Despite the passing of years, no proposals or active help followed. Rather, the record shows that the senators and administration teamed up repeatedly to derail a series of proposed Congressional solutions to California’s water woes. All the while, temporary fixes drained state and county coffers waiting for federal aid.
Then, following a visit by Republican presidential candidate Donald Trump to the hard-hit Central Valley in September, Feinstein, Boxer, and Democratic Party spokespeople made the rounds of Sunday-morning talk shows to poke fun at Trump for saying California’s drought was manmade, not natural. In the cool light of day, the U.C. Davis economic report confirmed that his characterization of drought impacts was more true than not.
The past week in Congress was no exception.
California’s congressional delegation’s Democrats, led by Sen. Boxer and House Minority Leader Nancy Pelosi, raised a highly public stink over placement of monetary relief for Flint in a continuing resolution meant to keep the federal government operating until December 9, after the general election. Last Tuesday, Democrats vowed to let the government grind to a halt rather than pass a resolution that ignored Flint’s misery.

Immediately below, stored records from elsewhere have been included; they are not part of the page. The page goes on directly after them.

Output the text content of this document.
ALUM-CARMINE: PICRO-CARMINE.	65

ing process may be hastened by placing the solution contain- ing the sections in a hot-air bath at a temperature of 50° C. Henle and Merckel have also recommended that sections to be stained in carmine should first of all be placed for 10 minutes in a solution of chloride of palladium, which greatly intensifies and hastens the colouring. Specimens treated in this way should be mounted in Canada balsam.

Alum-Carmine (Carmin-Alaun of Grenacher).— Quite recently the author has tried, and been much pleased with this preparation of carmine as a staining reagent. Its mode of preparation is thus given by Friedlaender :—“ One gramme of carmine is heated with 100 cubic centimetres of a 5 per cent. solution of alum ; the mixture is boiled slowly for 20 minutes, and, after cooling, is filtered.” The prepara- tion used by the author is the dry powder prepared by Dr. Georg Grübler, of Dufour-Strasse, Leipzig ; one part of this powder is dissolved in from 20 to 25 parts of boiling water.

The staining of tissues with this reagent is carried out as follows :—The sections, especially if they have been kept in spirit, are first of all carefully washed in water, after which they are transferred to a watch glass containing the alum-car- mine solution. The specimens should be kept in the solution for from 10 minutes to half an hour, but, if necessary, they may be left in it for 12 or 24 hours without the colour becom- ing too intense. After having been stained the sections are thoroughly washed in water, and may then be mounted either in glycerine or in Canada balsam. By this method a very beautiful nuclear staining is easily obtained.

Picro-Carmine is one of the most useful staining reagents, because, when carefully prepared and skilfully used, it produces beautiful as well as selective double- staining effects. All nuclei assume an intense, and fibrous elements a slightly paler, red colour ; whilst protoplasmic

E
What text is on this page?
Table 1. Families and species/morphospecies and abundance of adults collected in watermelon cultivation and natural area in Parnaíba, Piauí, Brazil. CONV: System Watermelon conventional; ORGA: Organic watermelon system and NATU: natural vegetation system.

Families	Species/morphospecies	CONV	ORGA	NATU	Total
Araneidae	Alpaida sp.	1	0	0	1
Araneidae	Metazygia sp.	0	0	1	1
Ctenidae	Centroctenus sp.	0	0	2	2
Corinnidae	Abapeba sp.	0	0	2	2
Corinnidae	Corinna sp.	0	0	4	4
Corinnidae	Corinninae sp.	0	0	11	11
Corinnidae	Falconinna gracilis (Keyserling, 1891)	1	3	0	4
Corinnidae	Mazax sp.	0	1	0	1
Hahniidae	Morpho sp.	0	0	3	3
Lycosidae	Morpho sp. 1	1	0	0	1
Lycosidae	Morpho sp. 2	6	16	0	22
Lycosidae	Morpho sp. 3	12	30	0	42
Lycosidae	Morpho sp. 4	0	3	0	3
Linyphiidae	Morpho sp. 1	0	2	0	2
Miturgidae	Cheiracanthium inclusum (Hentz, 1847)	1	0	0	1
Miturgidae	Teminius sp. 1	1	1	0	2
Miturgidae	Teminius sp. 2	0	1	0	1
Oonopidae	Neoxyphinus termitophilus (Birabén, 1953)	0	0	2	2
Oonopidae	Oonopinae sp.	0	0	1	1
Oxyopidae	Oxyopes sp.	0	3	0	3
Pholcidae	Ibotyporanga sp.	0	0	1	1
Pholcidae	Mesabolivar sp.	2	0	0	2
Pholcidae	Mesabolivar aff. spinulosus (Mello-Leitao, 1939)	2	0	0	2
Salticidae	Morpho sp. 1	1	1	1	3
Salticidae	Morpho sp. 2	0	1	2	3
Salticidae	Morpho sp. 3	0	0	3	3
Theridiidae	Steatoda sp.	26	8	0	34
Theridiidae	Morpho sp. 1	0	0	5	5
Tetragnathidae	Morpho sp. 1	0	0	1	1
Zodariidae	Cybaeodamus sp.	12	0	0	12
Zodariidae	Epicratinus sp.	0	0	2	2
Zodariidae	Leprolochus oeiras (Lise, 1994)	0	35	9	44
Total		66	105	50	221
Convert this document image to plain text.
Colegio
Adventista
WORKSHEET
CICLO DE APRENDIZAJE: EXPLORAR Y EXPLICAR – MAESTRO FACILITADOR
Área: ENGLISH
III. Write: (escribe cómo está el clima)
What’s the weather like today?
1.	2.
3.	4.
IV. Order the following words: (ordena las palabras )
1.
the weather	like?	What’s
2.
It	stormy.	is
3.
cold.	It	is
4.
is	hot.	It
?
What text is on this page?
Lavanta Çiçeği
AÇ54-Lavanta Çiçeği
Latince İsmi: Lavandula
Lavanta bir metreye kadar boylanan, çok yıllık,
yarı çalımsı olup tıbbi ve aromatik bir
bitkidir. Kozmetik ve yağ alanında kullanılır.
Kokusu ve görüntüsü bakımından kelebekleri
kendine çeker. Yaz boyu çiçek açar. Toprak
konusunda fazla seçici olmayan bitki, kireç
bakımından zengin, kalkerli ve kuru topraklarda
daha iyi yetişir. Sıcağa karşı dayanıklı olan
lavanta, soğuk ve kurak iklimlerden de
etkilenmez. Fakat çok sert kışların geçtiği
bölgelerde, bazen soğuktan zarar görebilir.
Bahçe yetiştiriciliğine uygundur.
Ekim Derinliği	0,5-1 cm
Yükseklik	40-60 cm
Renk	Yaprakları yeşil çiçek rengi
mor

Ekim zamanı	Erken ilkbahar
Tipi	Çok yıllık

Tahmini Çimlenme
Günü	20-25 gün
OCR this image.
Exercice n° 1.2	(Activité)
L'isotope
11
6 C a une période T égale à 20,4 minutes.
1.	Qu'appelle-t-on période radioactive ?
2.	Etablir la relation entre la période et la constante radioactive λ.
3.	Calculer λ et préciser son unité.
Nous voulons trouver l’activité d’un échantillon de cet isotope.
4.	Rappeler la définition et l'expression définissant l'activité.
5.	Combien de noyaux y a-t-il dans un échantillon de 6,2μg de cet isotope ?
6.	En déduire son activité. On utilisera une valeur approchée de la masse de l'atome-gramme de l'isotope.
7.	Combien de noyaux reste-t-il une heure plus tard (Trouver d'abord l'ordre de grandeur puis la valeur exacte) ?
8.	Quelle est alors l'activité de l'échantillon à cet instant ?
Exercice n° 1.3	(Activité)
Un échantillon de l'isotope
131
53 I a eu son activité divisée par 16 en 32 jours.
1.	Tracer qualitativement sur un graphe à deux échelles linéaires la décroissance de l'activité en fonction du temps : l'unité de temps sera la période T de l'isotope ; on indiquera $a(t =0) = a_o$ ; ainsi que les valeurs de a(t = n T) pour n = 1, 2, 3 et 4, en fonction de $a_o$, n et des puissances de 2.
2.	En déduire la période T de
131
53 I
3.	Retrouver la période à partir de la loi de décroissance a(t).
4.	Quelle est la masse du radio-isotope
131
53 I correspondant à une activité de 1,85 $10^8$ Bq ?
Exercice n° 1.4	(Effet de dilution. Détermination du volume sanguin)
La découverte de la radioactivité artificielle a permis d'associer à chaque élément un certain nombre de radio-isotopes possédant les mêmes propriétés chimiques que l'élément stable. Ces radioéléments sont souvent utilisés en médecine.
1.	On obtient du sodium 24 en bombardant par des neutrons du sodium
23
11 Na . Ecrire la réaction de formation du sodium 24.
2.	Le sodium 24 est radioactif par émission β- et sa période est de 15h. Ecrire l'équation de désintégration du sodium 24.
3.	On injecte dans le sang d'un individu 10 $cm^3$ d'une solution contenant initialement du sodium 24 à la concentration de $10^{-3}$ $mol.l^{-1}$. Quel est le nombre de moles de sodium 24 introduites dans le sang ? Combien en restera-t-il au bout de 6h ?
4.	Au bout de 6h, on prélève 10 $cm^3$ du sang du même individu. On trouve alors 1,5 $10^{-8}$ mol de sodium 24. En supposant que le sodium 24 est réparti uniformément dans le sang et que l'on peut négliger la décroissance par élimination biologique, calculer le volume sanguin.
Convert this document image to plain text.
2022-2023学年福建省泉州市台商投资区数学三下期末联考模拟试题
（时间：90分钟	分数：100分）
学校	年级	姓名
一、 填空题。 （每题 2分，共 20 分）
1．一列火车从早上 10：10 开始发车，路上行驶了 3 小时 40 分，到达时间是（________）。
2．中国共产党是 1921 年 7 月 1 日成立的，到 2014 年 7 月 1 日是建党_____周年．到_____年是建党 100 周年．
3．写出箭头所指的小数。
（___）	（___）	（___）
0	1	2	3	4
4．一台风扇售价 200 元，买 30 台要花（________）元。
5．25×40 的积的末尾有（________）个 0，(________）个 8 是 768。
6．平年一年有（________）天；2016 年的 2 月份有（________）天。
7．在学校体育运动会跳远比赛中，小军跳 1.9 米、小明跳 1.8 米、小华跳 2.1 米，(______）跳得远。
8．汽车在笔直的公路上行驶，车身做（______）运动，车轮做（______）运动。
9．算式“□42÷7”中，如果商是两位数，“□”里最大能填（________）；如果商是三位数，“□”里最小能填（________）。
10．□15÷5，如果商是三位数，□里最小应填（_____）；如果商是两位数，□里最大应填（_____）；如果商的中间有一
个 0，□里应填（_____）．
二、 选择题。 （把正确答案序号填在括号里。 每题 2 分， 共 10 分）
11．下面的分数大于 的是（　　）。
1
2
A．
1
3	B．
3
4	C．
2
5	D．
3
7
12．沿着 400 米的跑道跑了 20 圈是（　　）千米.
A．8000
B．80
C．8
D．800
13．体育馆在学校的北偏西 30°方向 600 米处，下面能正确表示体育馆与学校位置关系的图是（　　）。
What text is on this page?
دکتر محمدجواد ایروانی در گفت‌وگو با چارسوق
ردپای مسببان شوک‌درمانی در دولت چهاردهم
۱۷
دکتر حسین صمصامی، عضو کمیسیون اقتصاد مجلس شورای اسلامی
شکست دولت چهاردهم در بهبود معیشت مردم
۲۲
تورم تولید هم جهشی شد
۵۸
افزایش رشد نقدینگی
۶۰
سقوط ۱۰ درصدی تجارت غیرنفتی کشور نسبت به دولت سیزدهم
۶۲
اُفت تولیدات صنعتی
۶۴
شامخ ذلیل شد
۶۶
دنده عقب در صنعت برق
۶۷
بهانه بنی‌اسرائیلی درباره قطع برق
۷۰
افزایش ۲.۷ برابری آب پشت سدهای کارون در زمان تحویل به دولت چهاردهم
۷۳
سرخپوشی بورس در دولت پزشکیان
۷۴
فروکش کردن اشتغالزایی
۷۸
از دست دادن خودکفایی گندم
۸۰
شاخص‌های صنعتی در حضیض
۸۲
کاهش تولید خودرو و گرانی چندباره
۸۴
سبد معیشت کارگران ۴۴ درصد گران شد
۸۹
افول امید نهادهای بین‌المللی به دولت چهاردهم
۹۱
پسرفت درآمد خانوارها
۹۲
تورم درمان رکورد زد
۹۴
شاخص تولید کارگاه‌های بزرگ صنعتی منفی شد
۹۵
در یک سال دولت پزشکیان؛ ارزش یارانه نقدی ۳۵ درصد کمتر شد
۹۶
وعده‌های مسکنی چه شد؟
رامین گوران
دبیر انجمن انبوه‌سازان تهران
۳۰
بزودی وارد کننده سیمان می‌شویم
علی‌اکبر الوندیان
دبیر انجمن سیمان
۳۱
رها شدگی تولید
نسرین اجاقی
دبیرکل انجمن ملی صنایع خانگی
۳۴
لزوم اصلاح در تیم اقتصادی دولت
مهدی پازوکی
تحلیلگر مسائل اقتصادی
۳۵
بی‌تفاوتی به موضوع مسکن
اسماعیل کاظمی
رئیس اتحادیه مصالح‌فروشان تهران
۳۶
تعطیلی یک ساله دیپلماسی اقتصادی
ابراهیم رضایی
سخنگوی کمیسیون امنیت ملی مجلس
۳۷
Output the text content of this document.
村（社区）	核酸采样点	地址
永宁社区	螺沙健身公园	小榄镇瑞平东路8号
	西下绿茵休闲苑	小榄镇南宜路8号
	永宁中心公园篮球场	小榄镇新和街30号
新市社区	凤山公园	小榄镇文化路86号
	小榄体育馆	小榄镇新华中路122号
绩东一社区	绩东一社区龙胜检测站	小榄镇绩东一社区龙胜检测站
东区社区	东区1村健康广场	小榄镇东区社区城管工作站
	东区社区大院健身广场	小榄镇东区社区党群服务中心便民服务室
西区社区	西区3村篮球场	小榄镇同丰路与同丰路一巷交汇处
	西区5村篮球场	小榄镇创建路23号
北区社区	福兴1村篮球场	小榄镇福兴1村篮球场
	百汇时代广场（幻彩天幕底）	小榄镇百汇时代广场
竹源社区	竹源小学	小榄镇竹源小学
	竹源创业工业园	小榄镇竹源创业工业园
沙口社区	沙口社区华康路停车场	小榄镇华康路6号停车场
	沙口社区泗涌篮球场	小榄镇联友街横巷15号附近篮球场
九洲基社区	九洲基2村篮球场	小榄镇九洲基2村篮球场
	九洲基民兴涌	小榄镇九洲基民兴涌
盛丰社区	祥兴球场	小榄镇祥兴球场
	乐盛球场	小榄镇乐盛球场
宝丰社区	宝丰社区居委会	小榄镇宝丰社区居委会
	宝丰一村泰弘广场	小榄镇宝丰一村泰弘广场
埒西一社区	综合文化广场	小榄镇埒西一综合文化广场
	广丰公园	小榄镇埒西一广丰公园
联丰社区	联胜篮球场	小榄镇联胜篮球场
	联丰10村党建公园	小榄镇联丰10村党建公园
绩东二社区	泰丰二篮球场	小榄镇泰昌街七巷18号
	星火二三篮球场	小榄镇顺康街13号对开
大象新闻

There was no mention of California’s minority communities suffering long years without water or drinking and bathing in contaminated water supplies. Boxer, Feinstein and Pelosi neither championed help for California’s poor nor pushed to provide them aid.
The matter proved embarrassing to the Democrats and, in the end, a deal was struck: Flint’s poor communities will receive aid, and Louisiana’s flood victims will see money to help start anew. But, as has been true so many times in the past, solutions for California’s plight were nowhere to be found.
The drought-weary, waterless California minority communities that Boxer, Pelosi, Feinstein and their political party once showcased on their national stage must look forward to no relief from their misery and pain.
After four years of unkept promises — a period longer than the entirety of World War II — California’s minority poor were again left to watch from the sidelines as victims of manmade and natural disasters in Louisiana and Flint jumped the line and were given succor and care.
This past week’s closing act in a decades-long set confers on Barbara Boxer a legacy of neglect of her constituents as the crowning achievement of her political career. Before President Obama even signed the deal, both houses of Congress — including Boxer, Feinstein and Pelosi — went on extended recess vacations until after the November election.
I doubt you’ll hear much about this in their recess electioneering appearances and press events. But it’s important to record the story before it is quickly swept under the rug and forgotten, along with Sen. Boxer’s career’s sunset political ploy.